Python is either the dominant player or a major player in

3.10. Exercises

  1. Write a function to demonstrate the Monty Hall problem through simulation. The function takes two arguments ndoors and ntrials, representing the number of doors in the experiment and the number of trails in a simulation, respectively. The function should return the proportion of wins for both the switch and no-switch strategy. Apply your function with 3 doors and 5 doors, both with 1000 trials.

  2. Write a function to do a Monte Carlo approximation of \(\pi\). The function takes a Monte Carlo sample size n as input, and returns a point estimate of \(\pi\) and a 95% confidence interval. Apply your function with sample size 1000, 2000, 4000, and 8000. Comment on the results.

  3. Find the first 10-digit prime number occurring in consecutive digits of \(e\).

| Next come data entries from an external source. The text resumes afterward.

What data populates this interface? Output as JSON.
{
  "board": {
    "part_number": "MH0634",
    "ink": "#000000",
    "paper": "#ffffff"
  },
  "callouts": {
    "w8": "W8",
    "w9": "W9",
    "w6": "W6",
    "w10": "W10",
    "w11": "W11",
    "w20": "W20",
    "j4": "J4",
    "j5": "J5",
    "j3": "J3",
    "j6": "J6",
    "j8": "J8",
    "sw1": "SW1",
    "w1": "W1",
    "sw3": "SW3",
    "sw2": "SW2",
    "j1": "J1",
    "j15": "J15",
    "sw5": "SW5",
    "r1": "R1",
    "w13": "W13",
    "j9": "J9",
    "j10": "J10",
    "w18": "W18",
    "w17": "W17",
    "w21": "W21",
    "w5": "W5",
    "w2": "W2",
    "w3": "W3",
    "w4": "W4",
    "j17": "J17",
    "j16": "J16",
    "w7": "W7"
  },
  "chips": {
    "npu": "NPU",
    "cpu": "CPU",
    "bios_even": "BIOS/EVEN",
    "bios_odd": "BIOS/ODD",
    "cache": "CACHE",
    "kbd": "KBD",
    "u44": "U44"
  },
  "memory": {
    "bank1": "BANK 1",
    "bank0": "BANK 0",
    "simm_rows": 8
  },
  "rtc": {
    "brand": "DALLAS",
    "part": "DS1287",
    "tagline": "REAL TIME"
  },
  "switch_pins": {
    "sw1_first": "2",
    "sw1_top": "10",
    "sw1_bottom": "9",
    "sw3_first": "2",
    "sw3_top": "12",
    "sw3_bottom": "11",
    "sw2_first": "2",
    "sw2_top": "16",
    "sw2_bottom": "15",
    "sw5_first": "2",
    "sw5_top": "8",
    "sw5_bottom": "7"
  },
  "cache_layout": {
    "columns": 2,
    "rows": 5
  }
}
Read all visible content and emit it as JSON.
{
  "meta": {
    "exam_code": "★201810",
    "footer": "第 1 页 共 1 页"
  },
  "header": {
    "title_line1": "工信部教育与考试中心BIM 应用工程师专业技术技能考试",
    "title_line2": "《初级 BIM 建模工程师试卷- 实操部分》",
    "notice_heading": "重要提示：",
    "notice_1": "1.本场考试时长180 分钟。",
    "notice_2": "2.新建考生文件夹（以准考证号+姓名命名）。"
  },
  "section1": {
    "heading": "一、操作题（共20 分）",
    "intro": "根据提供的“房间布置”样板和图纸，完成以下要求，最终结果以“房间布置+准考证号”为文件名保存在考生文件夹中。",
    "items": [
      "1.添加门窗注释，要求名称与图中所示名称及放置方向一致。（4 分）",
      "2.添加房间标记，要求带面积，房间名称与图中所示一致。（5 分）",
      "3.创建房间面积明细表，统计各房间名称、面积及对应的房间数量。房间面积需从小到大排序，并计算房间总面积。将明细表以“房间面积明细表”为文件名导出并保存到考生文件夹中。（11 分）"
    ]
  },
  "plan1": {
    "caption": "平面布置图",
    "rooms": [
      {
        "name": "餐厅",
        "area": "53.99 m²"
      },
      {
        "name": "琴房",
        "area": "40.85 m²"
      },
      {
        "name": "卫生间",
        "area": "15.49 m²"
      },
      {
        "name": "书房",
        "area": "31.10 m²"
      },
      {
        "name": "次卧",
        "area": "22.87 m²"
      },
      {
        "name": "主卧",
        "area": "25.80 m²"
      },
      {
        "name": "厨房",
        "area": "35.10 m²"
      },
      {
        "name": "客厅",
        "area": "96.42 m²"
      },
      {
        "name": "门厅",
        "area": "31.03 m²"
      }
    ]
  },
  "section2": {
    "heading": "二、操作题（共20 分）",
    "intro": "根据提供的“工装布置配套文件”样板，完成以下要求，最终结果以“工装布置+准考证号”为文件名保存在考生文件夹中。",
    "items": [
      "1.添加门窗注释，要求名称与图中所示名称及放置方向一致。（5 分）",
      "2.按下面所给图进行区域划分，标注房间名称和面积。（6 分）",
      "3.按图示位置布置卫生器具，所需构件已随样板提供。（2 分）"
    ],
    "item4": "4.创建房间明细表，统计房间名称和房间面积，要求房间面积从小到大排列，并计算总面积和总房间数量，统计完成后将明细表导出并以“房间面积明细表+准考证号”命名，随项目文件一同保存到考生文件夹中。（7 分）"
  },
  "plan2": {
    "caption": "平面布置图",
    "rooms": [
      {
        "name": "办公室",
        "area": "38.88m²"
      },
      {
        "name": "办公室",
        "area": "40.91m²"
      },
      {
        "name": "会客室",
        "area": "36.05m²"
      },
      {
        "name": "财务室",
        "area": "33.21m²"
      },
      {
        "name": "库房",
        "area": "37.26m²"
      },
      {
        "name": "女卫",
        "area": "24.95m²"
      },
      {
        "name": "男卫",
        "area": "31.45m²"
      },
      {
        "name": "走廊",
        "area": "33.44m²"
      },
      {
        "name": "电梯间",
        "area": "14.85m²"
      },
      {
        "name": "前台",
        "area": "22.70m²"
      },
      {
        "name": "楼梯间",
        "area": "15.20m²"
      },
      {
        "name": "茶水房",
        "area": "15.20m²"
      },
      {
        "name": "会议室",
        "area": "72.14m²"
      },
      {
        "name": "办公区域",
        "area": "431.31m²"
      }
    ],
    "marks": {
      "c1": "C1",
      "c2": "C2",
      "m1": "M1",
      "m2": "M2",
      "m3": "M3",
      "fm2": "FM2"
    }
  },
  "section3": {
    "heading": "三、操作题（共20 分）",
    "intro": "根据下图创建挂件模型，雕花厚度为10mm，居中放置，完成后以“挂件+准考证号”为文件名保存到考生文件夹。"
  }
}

This was a Google recruiting ad.

  4. Write a function to obtain the MLE of the parameters of a gamma distribution with a random sample. The input is the random sample vector, and the output is the MLE. For shape parameter \(\alpha\) and scale parameter \(\beta\), generate a random sample of size \(n\), and then use your function to obtain the MLE. Conduct a simulation study with \(\alpha = \beta = 2\) for sample size \(n \in \{50, 100, 200\}\). Do 1000 replicates and summarize your results.

  5. Continue with the gamma MLE. Add the standard error of the MLE into the output of your function. Repeat the simulation study and check whether your standard errors match the empirical standard error from the 1000 replicates.

  6. Consider a telecommunication service company. To simplify the setting, suppose that the starting points of new customers are uniformly distributed over time. Suppose that a customer stays with the company for a duration of gamma distribution with shape alpha and scale sigma. The company hires a data scientist to estimate the distribution of the duration of the customer’s stay. The data scientist decides to include in the sample all customers who are with the company at time t. Write a function to conduct a simulation study. For each replicate, the function generates n customers and select those that are active at time t to form a sample; returns the mean and standard deviation of the durations in the sample. Repeat the experiment 1000 times for various values of alpha, sigma, n, and t. Discuss your findings.

  7. Continue with the telecommunication service company. Suppose now that the data scientists decides to include in the sample all custermers that are active during a time interval from t0 to t1. Modify your function and carry out the simulation study. Discuss your findings.